A husband is tasked with caring for his wife in such a way that anything he does is in her best interest. He must love her as he loves himself.
So the husband isn’t just given license to do whatever he wants and, sucks, the wife has to deal with it. The husband is given the responsibility to seek Christ so avidly, so purely and so whole-heartedly that he is able to make the absolute best decisions for his family.
“And further, submit to one another out of reverence for Christ” (Eph. 5:21)
Here’s the kicker. We are submitting to one another. The women’s form of submission is to respect her husband’s decisions.

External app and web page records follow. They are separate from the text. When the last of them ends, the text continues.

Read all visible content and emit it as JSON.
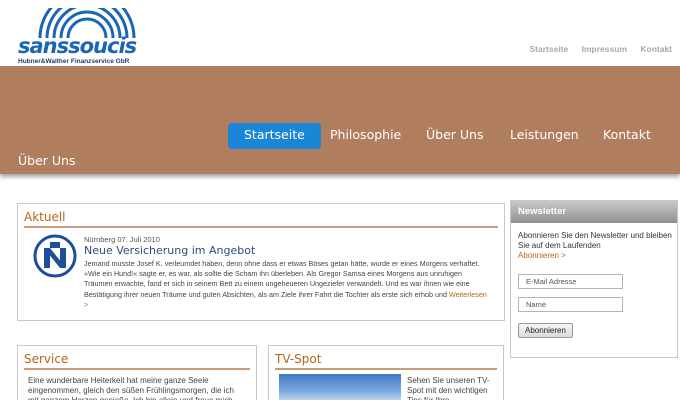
{
  "logo": {
    "word_part1": "sans",
    "word_part2": "soucis",
    "subtitle": "Hubner&Walther Finanzservice GbR",
    "icon": "arc-rainbow-logo"
  },
  "top_nav": [
    "Startseite",
    "Impressum",
    "Kontakt"
  ],
  "main_nav": {
    "items": [
      "Startseite",
      "Philosophie",
      "Über Uns",
      "Leistungen",
      "Kontakt",
      "Über Uns"
    ],
    "active": "Startseite"
  },
  "colors": {
    "band": "#b07d5e",
    "active_nav": "#1a86d6",
    "accent": "#b5651d",
    "link_blue": "#2a4c7a"
  },
  "aktuell": {
    "heading": "Aktuell",
    "icon": "nuremberg-n-icon",
    "date": "Nürnberg 07. Juli 2010",
    "title": "Neue Versicherung im Angebot",
    "text": "Jemand musste Josef K. verleumdet haben, denn ohne dass er etwas Böses getan hätte, wurde er eines Morgens verhaftet. »Wie ein Hund!« sagte er, es war, als sollte die Scham ihn überleben. Als Gregor Samsa eines Morgens aus unruhigen Träumen erwachte, fand er sich in seinem Bett zu einem ungeheueren Ungeziefer verwandelt. Und es war ihnen wie eine Bestätigung ihrer neuen Träume und guten Absichten, als am Ziele ihrer Fahrt die Tochter als erste sich erhob und",
    "more": "Weiterlesen >"
  },
  "newsletter": {
    "heading": "Newsletter",
    "text": "Abonnieren Sie den Newsletter und bleiben Sie auf dem Laufenden",
    "link": "Abonnieren >",
    "email_placeholder": "E-Mail Adresse",
    "name_placeholder": "Name",
    "button": "Abonnieren"
  },
  "service": {
    "heading": "Service",
    "text": "Eine wunderbare Heiterkeit hat meine ganze Seele eingenommen, gleich den süßen Frühlingsmorgen, die ich mit ganzem Herzen genieße. Ich bin allein und freue mich"
  },
  "tvspot": {
    "heading": "TV-Spot",
    "text": "Sehen Sie unseren TV-Spot mit den wichtigen Tips für Ihre"
  }
}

The man’s form of submission is to put aside his selfish desires and love his wife beyond anything else.
So when I re-read this chapter once again, I was struck with how nice it all sounds.
I only recently began to feel the true burden of what a middle class adult life requires of an individual. I felt such relief knowing that my future husband is meant to cover me in a shroud of protection and love and care and make these decisions with me.
I won’t be shirking my responsibilities and dumping our problems onto him. But I will be walking alongside him and ultimately, I will trust that I have done all I can (I’ve used my organized, resourceful, thought-through, intelligent women’s insight thoroughly ;)) and my husband is meant to consider my thoughts with as much care as he’d consider his own (“…husbands are meant to love their wives as they love their own bodies” Eph. 5:28), seek God’s wisdom and ultimately enact God’s will through the final decision.
The man is not meant to control the lives of his family. He is meant to ultimately take the burden of intensely dedicated prayer and supplication and to act in wisdom and God-fearing trust on his family’s behalf.
As a future wife, I’m suddenly so appreciative that I don’t need to feel the burden of decision-making on my own. I will be his helpmate and he will be mine.
All that I need to be concerned about now is marrying a man who I trust to make those decisions on my behalf. If I have a husband who is in love with the Lord, putting Him first, seeking Him and growing in wisdom and strength, I will be happy to give him deference.
So men, be this for your future wives – in love with the Lord. Don’t give them reason to doubt your decisions.
And women, see this interaction between husband and wife as a gift and as all the more reason to walk with God yourself so that you can help your husband make the best decision for your family.